A quick one: You could say someone is "apud canes"(_A pud  Can es_). This is like "chez dogs": "You are at the dogs' place."

"_tu apud canes es_" for one rogue:"_vos apud canes estis_" when the whole class acts up, as I hope they don't.  The pronouns _tu _and _vos_ are emphatic.  Normally they would be omitted.


----------



## suzi br

Thanks. It's all in a spirit of fun, they are a lovely class with a sense of interest in new words, so I appreciate this and think that they will too!


----------



## Fred_C

Hi,
The modern use of the Latin language to express casual situations of the modern life should be made so that everyone is able to understand what is meant, provided they know latin.
I do not understand what "in the dog house" means, I suspect it is an English idiom, and it would be a pity to render it literally in Latin, because I understand Latin, and I would not understand what you mean...


----------



## Cagey

It is indeed an idiom:
*in the doghouse* _Slang_  In great disfavor or trouble. (TheFreeDictionary)​ As suzi says, this is in the spirit of fun, and I'm all for anything that connects Latin and fun.  Her students will know what it means, and perhaps some will even notice the connection between _canes_ and _canine_.


----------



## suzi br

Yes, they will see the connection. 

@ Fred these are English speaking students so the idiom is well-known to them.

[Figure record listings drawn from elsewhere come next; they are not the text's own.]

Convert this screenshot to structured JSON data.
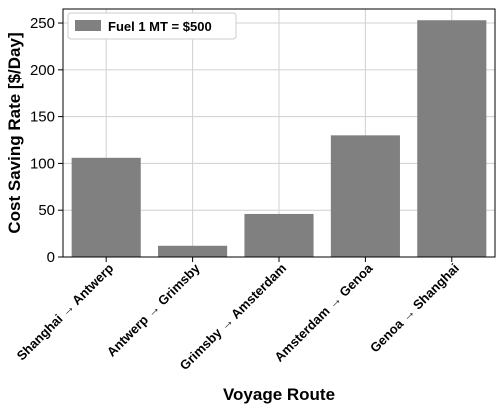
{
  "chart_data": {
    "type": "bar",
    "categories": [
      "Shanghai → Antwerp",
      "Antwerp → Grimsby",
      "Grimsby → Amsterdam",
      "Amsterdam → Genoa",
      "Genoa → Shanghai"
    ],
    "series": [
      {
        "name": "Fuel 1 MT = $500",
        "values": [
          106,
          12,
          46,
          130,
          253
        ],
        "color": "#808080"
      }
    ],
    "xlabel": "Voyage Route",
    "ylabel": "Cost Saving Rate [$/Day]",
    "ylim": [
      0,
      265
    ],
    "yticks": [
      0,
      50,
      100,
      150,
      200,
      250
    ],
    "grid": true,
    "legend_position": "top-left"
  }
}
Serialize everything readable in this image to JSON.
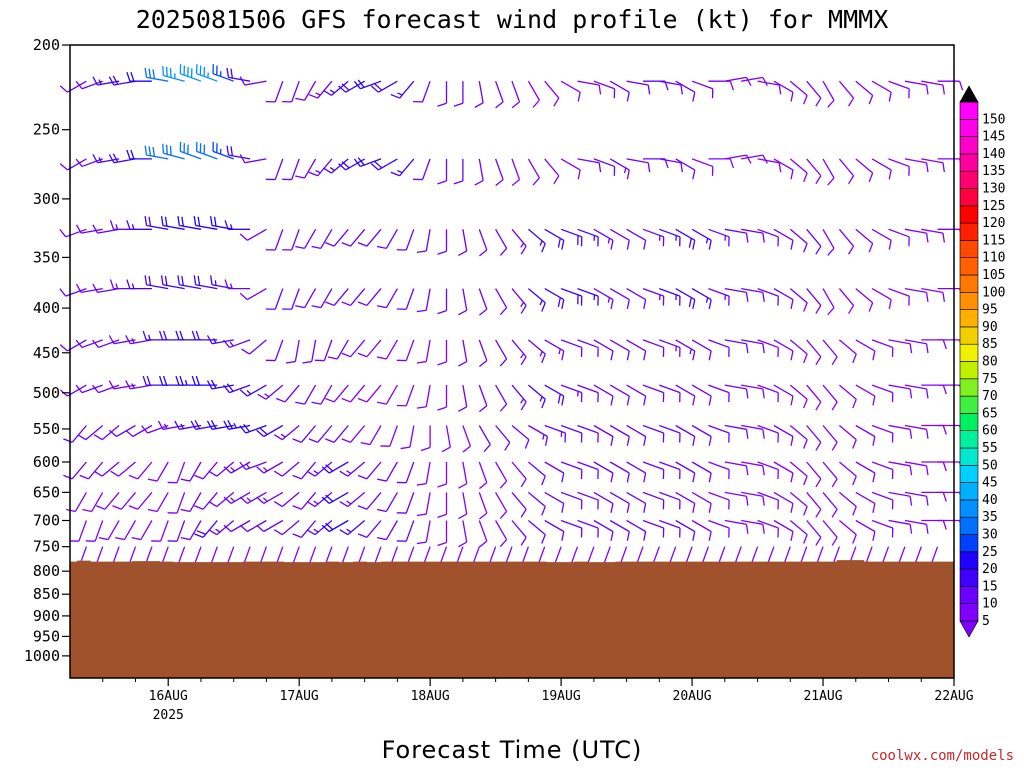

(Defenstration wasn't though!)


----------



## brian

Yes, it depends completely on who your audience is. I agree with Fred that, if you were translating something that the public would read, e.g. if you wished to publish a translation, you would have to figure out the real sense of the idiom, then find a suitable idiom in Latin.

In your case, however, if you simply want the words to be in Latin and have your students recognize the meaning (albeit as in English idiom), you could go so far as to say: *in casā canis* ("in the house of the dog").

There's a decent chance they could figure that sentence out without knowing any Latin.


----------



## suzi br

I like* in casá canis* for its alliterative quality, which means I'll probably remember it! 

I was thinking along those lines but it is over 30 years since I did any Latin grammar, and I would not know which case endings to use anymore! Thank-you!


----------



## brian

_In_ takes the ablative when it describes location, so _casā_, and _canis_ is simply the genitive of _canis_ (nominative and genitive are identical).


----------



## suzi br

Thank-you!


----------